Das ist jetzt sehr aussagekräftig, ich weiß. Wie ich das anders beschreiben könnte, weiß ich dagegen nicht.
Sowohl der Freitag, als auch der Samstag waren einerseits sehr positiv, andererseits auch negativ. Meine guten Vorsätze haben nicht ganz gehalten, andererseits ist es weder Freitagabend, noch heute so ausgeartet, wie es auch hätte enden können.
Der Besuch meiner Eltern war ganz entspannt und nett, nur das gemeinsame Essen, bestehend aus Curry-Wurst-Pommes und später noch Kuchen hat mich zurückgeworfen. Andererseits hat es die Entscheidung auch sehr leicht gemacht. Um dieses Essen ist es nicht schade, sowas braucht kein Körper.
Also man kann sowas ja manchmal essen – natürlich auch ohne anschließendes Erbrechen – aber es ist für mich in meiner derzeitigen anfälligen Situation eine schlechte Idee gewesen.
Möglicherweise hätte ich meine Eltern zu etwas anderem überreden oder zumindest den Kuchen ablehnen können, aber ich finde das innerlich immer etwas schwierig.
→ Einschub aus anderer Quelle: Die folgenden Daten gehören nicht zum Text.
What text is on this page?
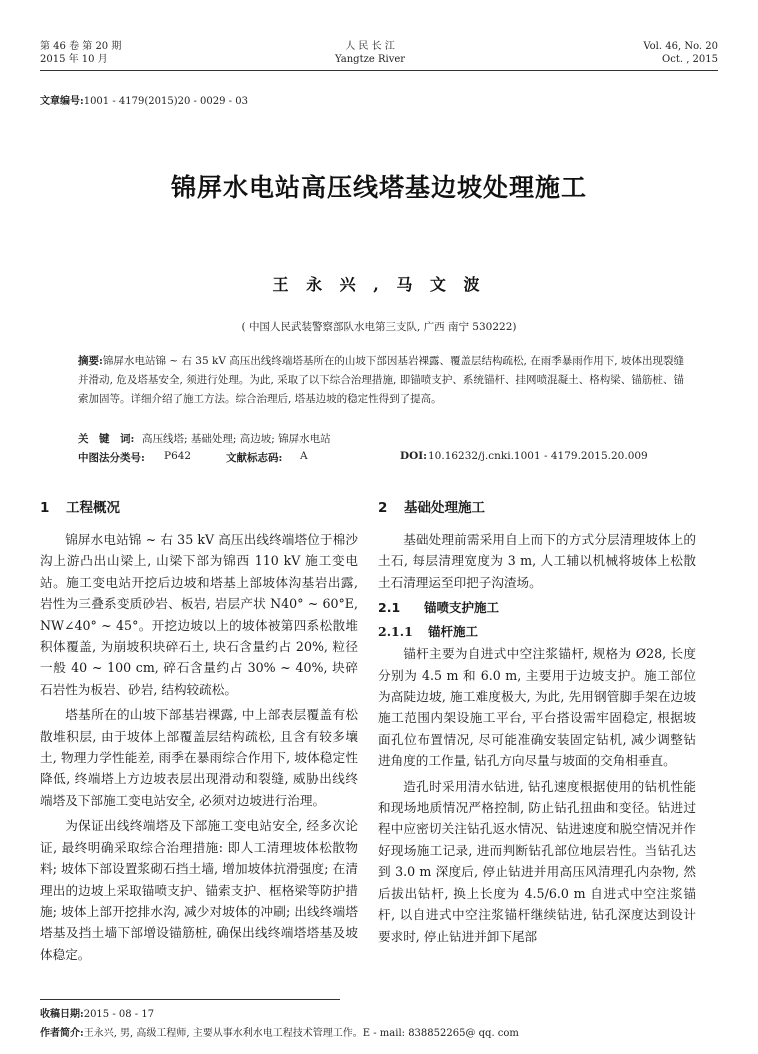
第 46 卷 第 20 期
2015 年 10 月
人 民 长 江
Yangtze River
Vol. 46, No. 20
Oct. , 2015
文章编号:1001 - 4179(2015)20 - 0029 - 03
锦屏水电站高压线塔基边坡处理施工
王 永 兴 , 马 文 波
( 中国人民武装警察部队水电第三支队, 广西 南宁 530222)
摘要:锦屏水电站锦 ~ 右 35 kV 高压出线终端塔基所在的山坡下部因基岩裸露、覆盖层结构疏松, 在雨季暴雨作用下, 坡体出现裂缝并滑动, 危及塔基安全, 须进行处理。为此, 采取了以下综合治理措施, 即锚喷支护、系统锚杆、挂网喷混凝土、格构梁、锚筋桩、锚索加固等。详细介绍了施工方法。综合治理后, 塔基边坡的稳定性得到了提高。
关　键　词: 高压线塔; 基础处理; 高边坡; 锦屏水电站
中图法分类号: P642	文献标志码: A	DOI: 10.16232/j.cnki.1001 - 4179.2015.20.009
1 工程概况

锦屏水电站锦 ~ 右 35 kV 高压出线终端塔位于棉沙沟上游凸出山梁上, 山梁下部为锦西 110 kV 施工变电站。施工变电站开挖后边坡和塔基上部坡体沟基岩出露, 岩性为三叠系变质砂岩、板岩, 岩层产状 N40° ~ 60°E, NW∠40° ~ 45°。开挖边坡以上的坡体被第四系松散堆积体覆盖, 为崩坡积块碎石土, 块石含量约占 20%, 粒径一般 40 ~ 100 cm, 碎石含量约占 30% ~ 40%, 块碎石岩性为板岩、砂岩, 结构较疏松。

塔基所在的山坡下部基岩裸露, 中上部表层覆盖有松散堆积层, 由于坡体上部覆盖层结构疏松, 且含有较多壤土, 物理力学性能差, 雨季在暴雨综合作用下, 坡体稳定性降低, 终端塔上方边坡表层出现滑动和裂缝, 威胁出线终端塔及下部施工变电站安全, 必须对边坡进行治理。

为保证出线终端塔及下部施工变电站安全, 经多次论证, 最终明确采取综合治理措施: 即人工清理坡体松散物料; 坡体下部设置浆砌石挡土墙, 增加坡体抗滑强度; 在清理出的边坡上采取锚喷支护、锚索支护、框格梁等防护措施; 坡体上部开挖排水沟, 减少对坡体的冲刷; 出线终端塔塔基及挡土墙下部增设锚筋桩, 确保出线终端塔塔基及坡体稳定。

2 基础处理施工

基础处理前需采用自上而下的方式分层清理坡体上的土石, 每层清理宽度为 3 m, 人工辅以机械将坡体上松散土石清理运至印把子沟渣场。

2.1 锚喷支护施工
2.1.1 锚杆施工

锚杆主要为自进式中空注浆锚杆, 规格为 Ø28, 长度分别为 4.5 m 和 6.0 m, 主要用于边坡支护。施工部位为高陡边坡, 施工难度极大, 为此, 先用钢管脚手架在边坡施工范围内架设施工平台, 平台搭设需牢固稳定, 根据坡面孔位布置情况, 尽可能准确安装固定钻机, 减少调整钻进角度的工作量, 钻孔方向尽量与坡面的交角相垂直。

造孔时采用清水钻进, 钻孔速度根据使用的钻机性能和现场地质情况严格控制, 防止钻孔扭曲和变径。钻进过程中应密切关注钻孔返水情况、钻进速度和脱空情况并作好现场施工记录, 进而判断钻孔部位地层岩性。当钻孔达到 3.0 m 深度后, 停止钻进并用高压风清理孔内杂物, 然后拔出钻杆, 换上长度为 4.5/6.0 m 自进式中空注浆锚杆, 以自进式中空注浆锚杆继续钻进, 钻孔深度达到设计要求时, 停止钻进并卸下尾部

收稿日期:2015 - 08 - 17
作者简介:王永兴, 男, 高级工程师, 主要从事水利水电工程技术管理工作。E - mail: 838852265@ qq. com
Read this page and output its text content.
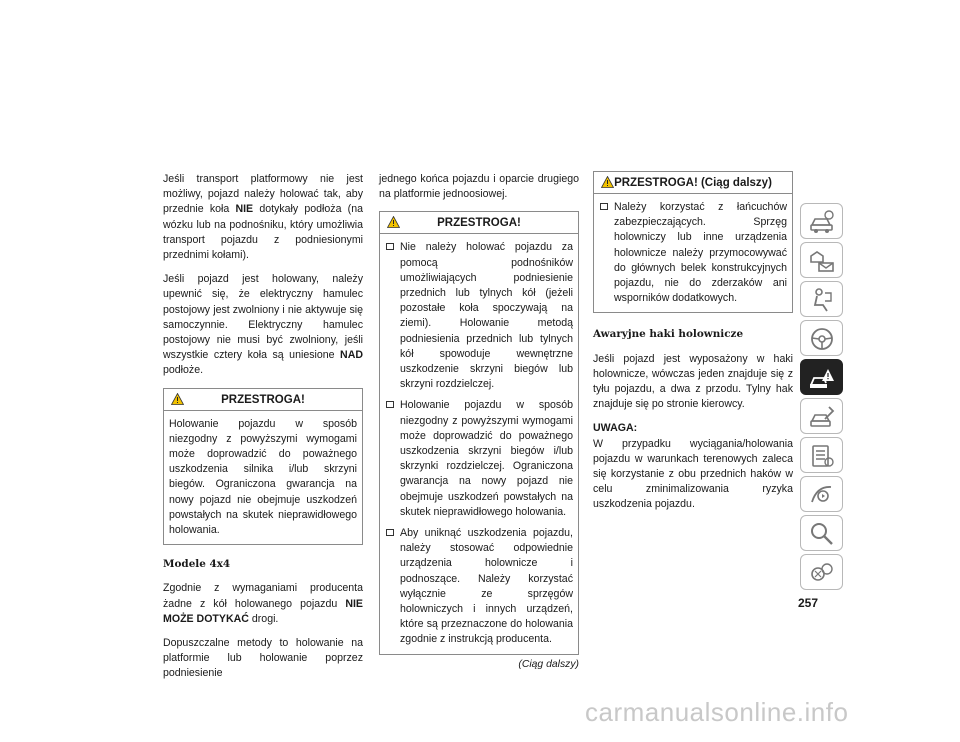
Jeśli transport platformowy nie jest możliwy, pojazd należy holować tak, aby przednie koła NIE dotykały podłoża (na wózku lub na podnośniku, który umożliwia transport pojazdu z podniesionymi przednimi kołami).

Jeśli pojazd jest holowany, należy upewnić się, że elektryczny hamulec postojowy jest zwolniony i nie aktywuje się samoczynnie. Elektryczny hamulec postojowy nie musi być zwolniony, jeśli wszystkie cztery koła są uniesione NAD podłoże.

PRZESTROGA!

Holowanie pojazdu w sposób niezgodny z powyższymi wymogami może doprowadzić do poważnego uszkodzenia silnika i/lub skrzyni biegów. Ograniczona gwarancja na nowy pojazd nie obejmuje uszkodzeń powstałych na skutek nieprawidłowego holowania.

Modele 4x4

Zgodnie z wymaganiami producenta żadne z kół holowanego pojazdu NIE MOŻE DOTYKAĆ drogi.

Dopuszczalne metody to holowanie na platformie lub holowanie poprzez podniesienie

jednego końca pojazdu i oparcie drugiego na platformie jednoosiowej.

PRZESTROGA!
Nie należy holować pojazdu za pomocą podnośników umożliwiających podniesienie przednich lub tylnych kół (jeżeli pozostałe koła spoczywają na ziemi). Holowanie metodą podniesienia przednich lub tylnych kół spowoduje wewnętrzne uszkodzenie skrzyni biegów lub skrzyni rozdzielczej.
Holowanie pojazdu w sposób niezgodny z powyższymi wymogami może doprowadzić do poważnego uszkodzenia skrzyni biegów i/lub skrzynki rozdzielczej. Ograniczona gwarancja na nowy pojazd nie obejmuje uszkodzeń powstałych na skutek nieprawidłowego holowania.
Aby uniknąć uszkodzenia pojazdu, należy stosować odpowiednie urządzenia holownicze i podnoszące. Należy korzystać wyłącznie ze sprzęgów holowniczych i innych urządzeń, które są przeznaczone do holowania zgodnie z instrukcją producenta.
(Ciąg dalszy)
PRZESTROGA! (Ciąg dalszy)
Należy korzystać z łańcuchów zabezpieczających. Sprzęg holowniczy lub inne urządzenia holownicze należy przymocowywać do głównych belek konstrukcyjnych pojazdu, nie do zderzaków ani wsporników dodatkowych.
Awaryjne haki holownicze

Jeśli pojazd jest wyposażony w haki holownicze, wówczas jeden znajduje się z tyłu pojazdu, a dwa z przodu. Tylny hak znajduje się po stronie kierowcy.

UWAGA:

W przypadku wyciągania/holowania pojazdu w warunkach terenowych zaleca się korzystanie z obu przednich haków w celu zminimalizowania ryzyka uszkodzenia pojazdu.

257
carmanualsonline.info
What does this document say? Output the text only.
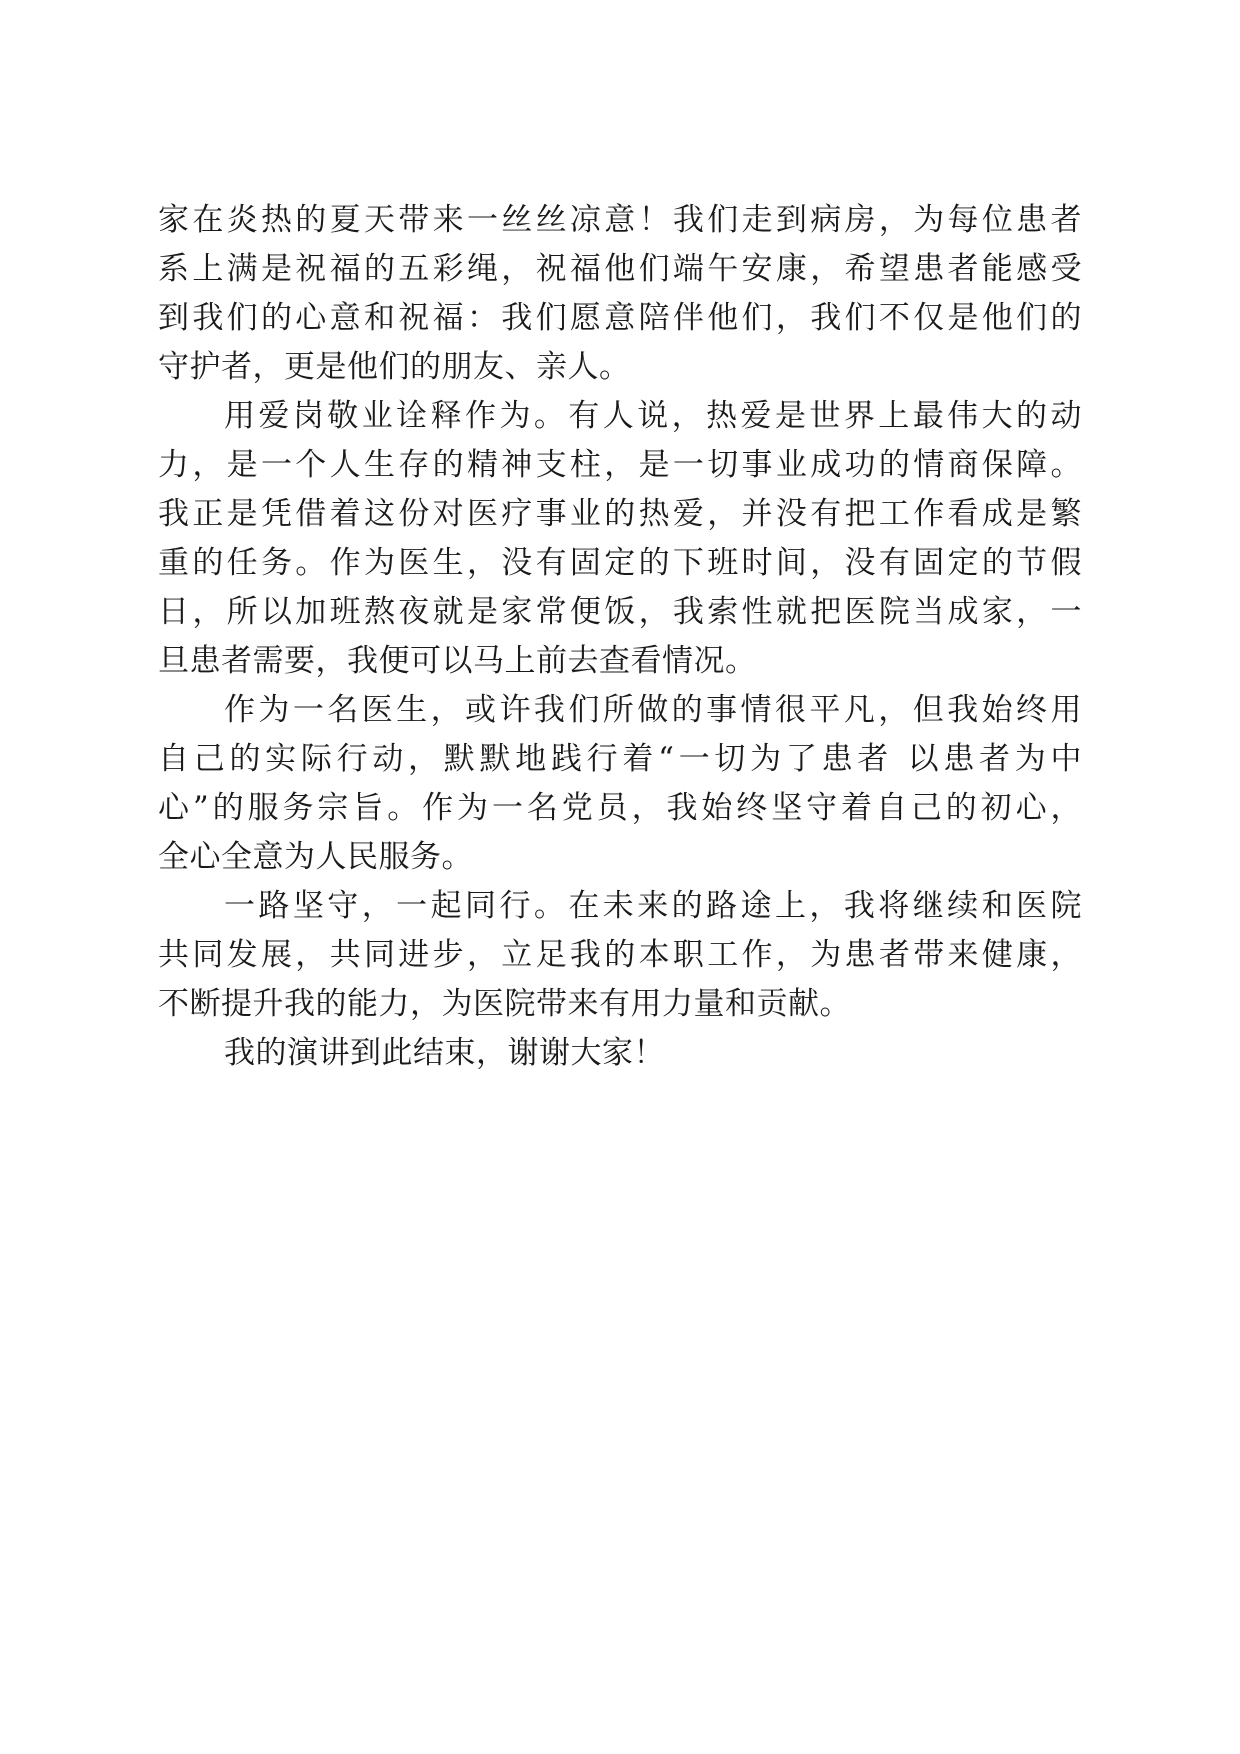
家在炎热的夏天带来一丝丝凉意！我们走到病房，为每位患者
系上满是祝福的五彩绳，祝福他们端午安康，希望患者能感受
到我们的心意和祝福：我们愿意陪伴他们，我们不仅是他们的
守护者，更是他们的朋友、亲人。
用爱岗敬业诠释作为。有人说，热爱是世界上最伟大的动
力，是一个人生存的精神支柱，是一切事业成功的情商保障。
我正是凭借着这份对医疗事业的热爱，并没有把工作看成是繁
重的任务。作为医生，没有固定的下班时间，没有固定的节假
日，所以加班熬夜就是家常便饭，我索性就把医院当成家，一
旦患者需要，我便可以马上前去查看情况。
作为一名医生，或许我们所做的事情很平凡，但我始终用
自己的实际行动，默默地践行着“一切为了患者 以患者为中
心”的服务宗旨。作为一名党员，我始终坚守着自己的初心，
全心全意为人民服务。
一路坚守，一起同行。在未来的路途上，我将继续和医院
共同发展，共同进步，立足我的本职工作，为患者带来健康，
不断提升我的能力，为医院带来有用力量和贡献。
我的演讲到此结束，谢谢大家！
Es ist zwar bei Weitem nicht mehr so wie früher, dass meine Eltern überbesorgt reagieren, sobald ich bei gemeinsamen Mahlzeiten nicht oder nicht so viel mitessen möchte, aber zuverlässig absolut stressfrei ist das Thema bis heute nicht.
Leider ist es auch bis heute so, dass ich nur allzu gut mitbekomme, dass es sie immer noch erleichtert bis freut, wenn ich mitesse – viel mitesse und vor allem auch kalorienreiche, ungesunde Sachen mitesse, obwohl ich da just dann nicht einmal richtig Appetit drauf habe.
Es ist bei meinen Eltern nicht ganz so extrem wie bei meinen inzwischen verstorbenen Großmüttern, die immer geradezu enttäuscht reagiert haben, wenn ich keinen Nachschlag haben wollte, da ich einfach satt war. Sie haben das nie akzeptiert und mir immer noch irgendwas Essbares geradezu aufgedrängt, das ich – da ich ihnen ja keine schlechten Gefühle bereiten wollte – auch gegessen habe, woraufhin meine Großmütter sichtbar erfreut reagiert haben.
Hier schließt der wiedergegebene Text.